Chinese regulators stepped up efforts to encourage lenders to extend loans to qualified real estate projects; as the beleaguered property sector faced fresh risks from a widening mortgage-payment boycott on unfinished houses. The China Banking and Insurance Regulatory Commission (CBIRC) said that banks should meet developers’ financing needs where reasonable.
The CBIRC expressed confidence that with concerted efforts; “we will properly solve all the difficulties and problems,” the China Banking and Insurance News reported. However, the remarks come as a growing number of home buyers across China; has threatened to stop making their mortgage payments for stalled property projects; aggravating a real estate crisis that has already hit the economy.

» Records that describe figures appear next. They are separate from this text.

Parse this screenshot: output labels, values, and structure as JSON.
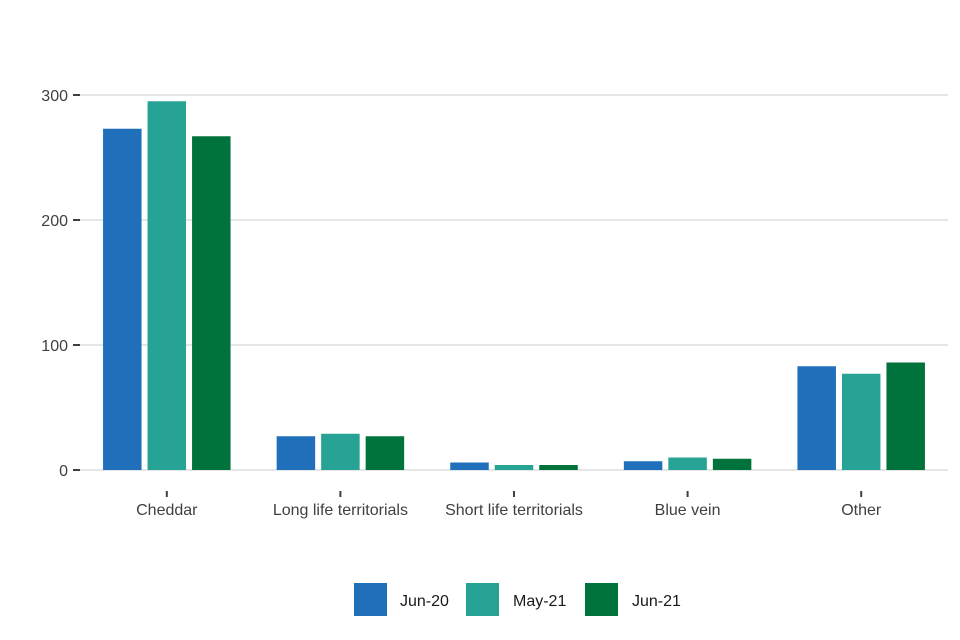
{
  "chart_data": {
    "type": "bar",
    "title": "",
    "xlabel": "",
    "ylabel": "",
    "categories": [
      "Cheddar",
      "Long life territorials",
      "Short life territorials",
      "Blue vein",
      "Other"
    ],
    "series": [
      {
        "name": "Jun-20",
        "color": "#1f6fba",
        "values": [
          273,
          27,
          6,
          7,
          83
        ]
      },
      {
        "name": "May-21",
        "color": "#27a396",
        "values": [
          295,
          29,
          4,
          10,
          77
        ]
      },
      {
        "name": "Jun-21",
        "color": "#00733c",
        "values": [
          267,
          27,
          4,
          9,
          86
        ]
      }
    ],
    "ylim": [
      0,
      300
    ],
    "yticks": [
      0,
      100,
      200,
      300
    ],
    "grid": true,
    "legend_position": "bottom"
  }
}
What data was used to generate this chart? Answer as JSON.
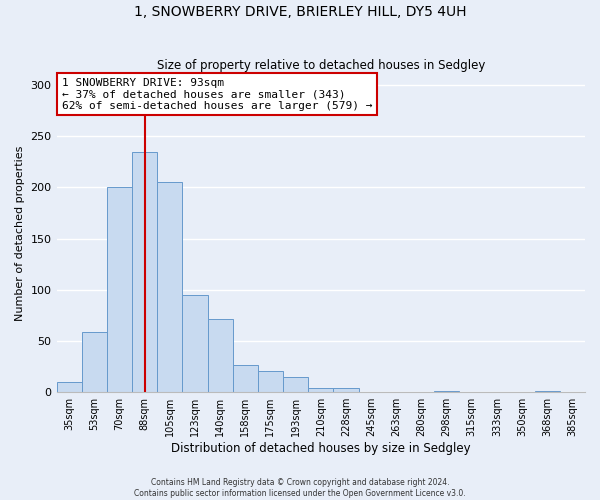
{
  "title": "1, SNOWBERRY DRIVE, BRIERLEY HILL, DY5 4UH",
  "subtitle": "Size of property relative to detached houses in Sedgley",
  "xlabel": "Distribution of detached houses by size in Sedgley",
  "ylabel": "Number of detached properties",
  "bar_labels": [
    "35sqm",
    "53sqm",
    "70sqm",
    "88sqm",
    "105sqm",
    "123sqm",
    "140sqm",
    "158sqm",
    "175sqm",
    "193sqm",
    "210sqm",
    "228sqm",
    "245sqm",
    "263sqm",
    "280sqm",
    "298sqm",
    "315sqm",
    "333sqm",
    "350sqm",
    "368sqm",
    "385sqm"
  ],
  "bar_values": [
    10,
    59,
    200,
    234,
    205,
    95,
    71,
    27,
    21,
    15,
    4,
    4,
    0,
    0,
    0,
    1,
    0,
    0,
    0,
    1,
    0
  ],
  "bar_color": "#c8daf0",
  "bar_edge_color": "#6699cc",
  "ylim": [
    0,
    310
  ],
  "yticks": [
    0,
    50,
    100,
    150,
    200,
    250,
    300
  ],
  "vline_x": 3,
  "vline_color": "#cc0000",
  "annotation_line1": "1 SNOWBERRY DRIVE: 93sqm",
  "annotation_line2": "← 37% of detached houses are smaller (343)",
  "annotation_line3": "62% of semi-detached houses are larger (579) →",
  "annotation_box_color": "#ffffff",
  "annotation_box_edge": "#cc0000",
  "footer_line1": "Contains HM Land Registry data © Crown copyright and database right 2024.",
  "footer_line2": "Contains public sector information licensed under the Open Government Licence v3.0.",
  "background_color": "#e8eef8",
  "plot_bg_color": "#e8eef8",
  "grid_color": "#ffffff",
  "figsize": [
    6.0,
    5.0
  ],
  "dpi": 100
}
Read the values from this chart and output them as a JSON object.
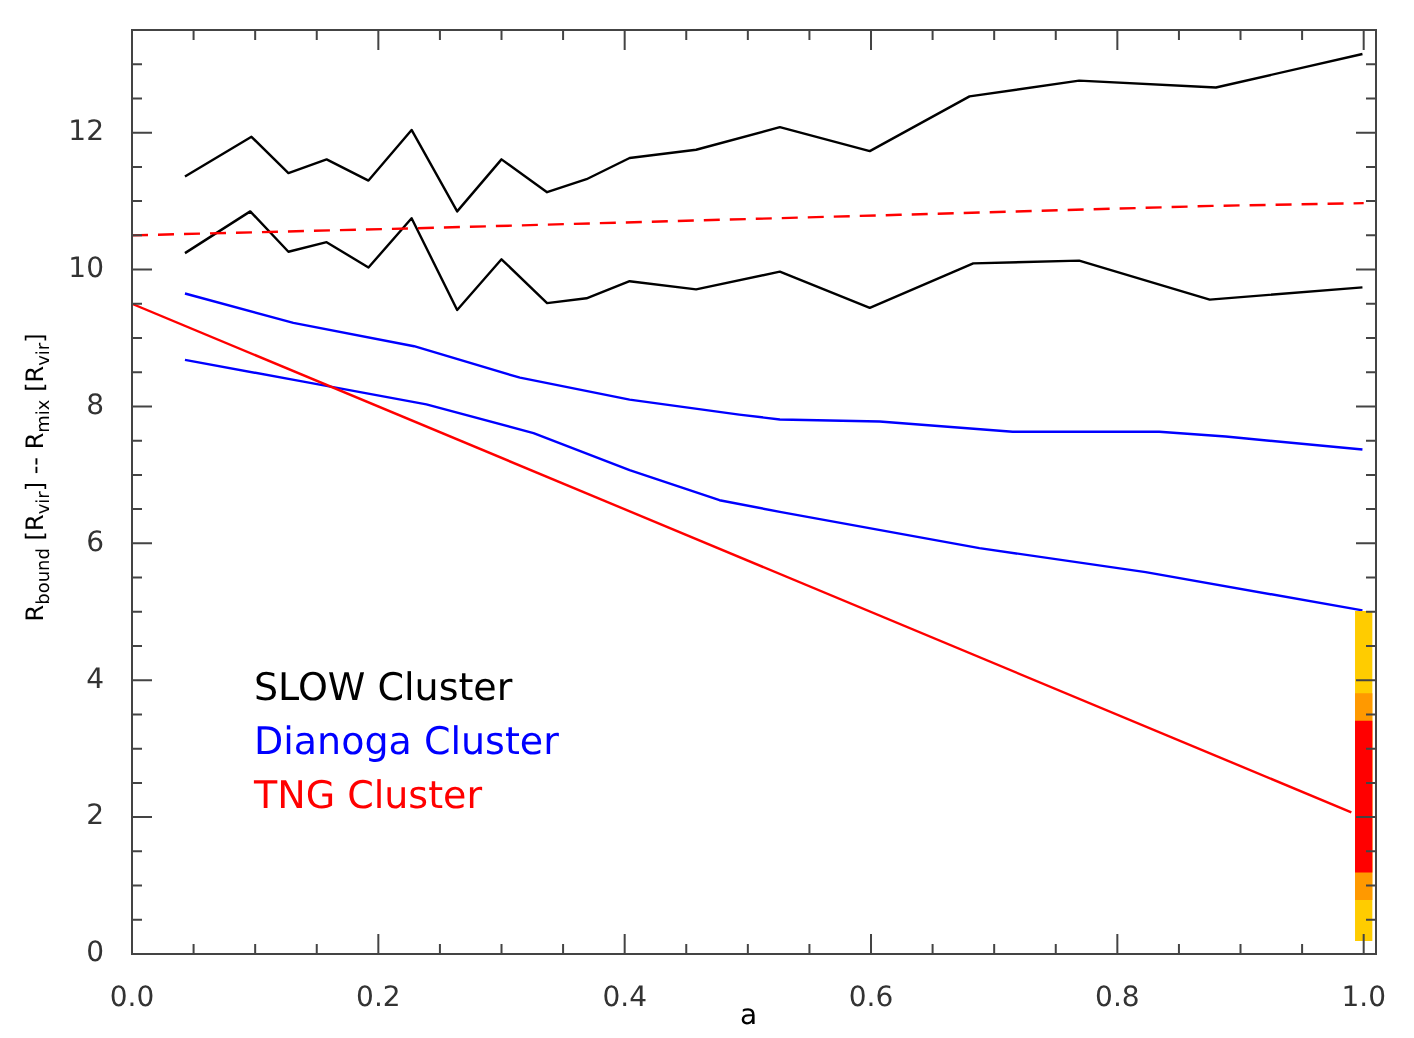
{
  "chart_data": {
    "type": "line",
    "xlabel": "a",
    "ylabel": "R$_{bound}$ [R$_{vir}$] -- R$_{mix}$ [R$_{vir}$]",
    "xlim": [
      0,
      1.01
    ],
    "ylim": [
      0,
      13.5
    ],
    "xticks": [
      {
        "value": 0,
        "label": "0.0"
      },
      {
        "value": 0.05,
        "label": null
      },
      {
        "value": 0.1,
        "label": null
      },
      {
        "value": 0.15,
        "label": null
      },
      {
        "value": 0.2,
        "label": "0.2"
      },
      {
        "value": 0.25,
        "label": null
      },
      {
        "value": 0.3,
        "label": null
      },
      {
        "value": 0.35,
        "label": null
      },
      {
        "value": 0.4,
        "label": "0.4"
      },
      {
        "value": 0.45,
        "label": null
      },
      {
        "value": 0.5,
        "label": null
      },
      {
        "value": 0.55,
        "label": null
      },
      {
        "value": 0.6,
        "label": "0.6"
      },
      {
        "value": 0.65,
        "label": null
      },
      {
        "value": 0.7,
        "label": null
      },
      {
        "value": 0.75,
        "label": null
      },
      {
        "value": 0.8,
        "label": "0.8"
      },
      {
        "value": 0.85,
        "label": null
      },
      {
        "value": 0.9,
        "label": null
      },
      {
        "value": 0.95,
        "label": null
      },
      {
        "value": 1,
        "label": "1.0"
      }
    ],
    "yticks": [
      0,
      {
        "value": 0.5,
        "label": null
      },
      {
        "value": 1,
        "label": null
      },
      {
        "value": 1.5,
        "label": null
      },
      2,
      {
        "value": 2.5,
        "label": null
      },
      {
        "value": 3,
        "label": null
      },
      {
        "value": 3.5,
        "label": null
      },
      4,
      {
        "value": 4.5,
        "label": null
      },
      {
        "value": 5,
        "label": null
      },
      {
        "value": 5.5,
        "label": null
      },
      6,
      {
        "value": 6.5,
        "label": null
      },
      {
        "value": 7,
        "label": null
      },
      {
        "value": 7.5,
        "label": null
      },
      8,
      {
        "value": 8.5,
        "label": null
      },
      {
        "value": 9,
        "label": null
      },
      {
        "value": 9.5,
        "label": null
      },
      10,
      {
        "value": 10.5,
        "label": null
      },
      {
        "value": 11,
        "label": null
      },
      {
        "value": 11.5,
        "label": null
      },
      12,
      {
        "value": 12.5,
        "label": null
      },
      {
        "value": 13,
        "label": null
      }
    ],
    "grid": false,
    "legend": "bottom left",
    "marker": "none",
    "series": [
      {
        "name": "SLOW Cluster",
        "color": "#000000",
        "x": [
          0.043,
          0.097,
          0.127,
          0.158,
          0.192,
          0.227,
          0.264,
          0.3,
          0.337,
          0.369,
          0.404,
          0.458,
          0.526,
          0.599,
          0.68,
          0.769,
          0.88,
          0.999
        ],
        "values": [
          11.36,
          11.94,
          11.41,
          11.61,
          11.3,
          12.04,
          10.85,
          11.61,
          11.13,
          11.32,
          11.63,
          11.75,
          12.08,
          11.73,
          12.53,
          12.76,
          12.66,
          13.15
        ]
      },
      {
        "color": "#000000",
        "x": [
          0.043,
          0.096,
          0.127,
          0.158,
          0.192,
          0.227,
          0.264,
          0.3,
          0.337,
          0.369,
          0.404,
          0.458,
          0.526,
          0.599,
          0.683,
          0.769,
          0.875,
          0.999
        ],
        "values": [
          10.24,
          10.85,
          10.26,
          10.4,
          10.03,
          10.75,
          9.41,
          10.15,
          9.51,
          9.58,
          9.83,
          9.71,
          9.97,
          9.44,
          10.09,
          10.13,
          9.56,
          9.74
        ]
      },
      {
        "name": "Dianoga Cluster",
        "color": "#0000ff",
        "x": [
          0.043,
          0.131,
          0.229,
          0.315,
          0.404,
          0.493,
          0.526,
          0.607,
          0.715,
          0.834,
          0.888,
          0.999
        ],
        "values": [
          9.65,
          9.22,
          8.88,
          8.42,
          8.1,
          7.88,
          7.81,
          7.78,
          7.63,
          7.63,
          7.56,
          7.37
        ]
      },
      {
        "color": "#0000ff",
        "x": [
          0.043,
          0.137,
          0.239,
          0.326,
          0.404,
          0.477,
          0.526,
          0.688,
          0.823,
          0.999
        ],
        "values": [
          8.68,
          8.37,
          8.03,
          7.61,
          7.07,
          6.63,
          6.46,
          5.93,
          5.58,
          5.02
        ]
      },
      {
        "name": "TNG Cluster",
        "color": "#ff0000",
        "x": [
          0,
          0.99
        ],
        "values": [
          9.5,
          2.07
        ]
      },
      {
        "color": "#ff0000",
        "line_style": "dashed",
        "x": [
          0,
          0.245,
          0.623,
          0.877,
          1.0
        ],
        "values": [
          10.5,
          10.61,
          10.8,
          10.93,
          10.97
        ]
      },
      {
        "type": "bar",
        "color": "#ffcc00",
        "x": [
          1.0
        ],
        "base": [
          0.2
        ],
        "values": [
          4.8
        ]
      },
      {
        "type": "bar",
        "color": "#ff9900",
        "x": [
          1.0
        ],
        "base": [
          0.8
        ],
        "values": [
          3.0
        ]
      },
      {
        "type": "bar",
        "color": "#ff0000",
        "x": [
          1.0
        ],
        "base": [
          1.2
        ],
        "values": [
          2.2
        ]
      }
    ]
  }
}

Thereafter, Official data showed output in the property sector; which shrank 7% in the second quarter from a year earlier; marking the fourth straight quarter of decline. It’s expected that new real estate loans in June at more than 150 billion yuan ($22.23 billion); compared with a contraction in May. “I think the Chinese government has the will and means to solve the problem; and will likely take swift actions,” said Mark Dong, Hong Kong-based co-founder and general manager of Minority Asset Management.
E-house estimated stalled real estate projects across China involve 900 billion yuan worth of mortgages in the first half; or 1.7% of the total outstanding mortgage loans. Thereon, the regulator hoped these steps would help stabilize the property market by enabling the swift resumption of stalled real estate construction; and delivery of homes to buyers early.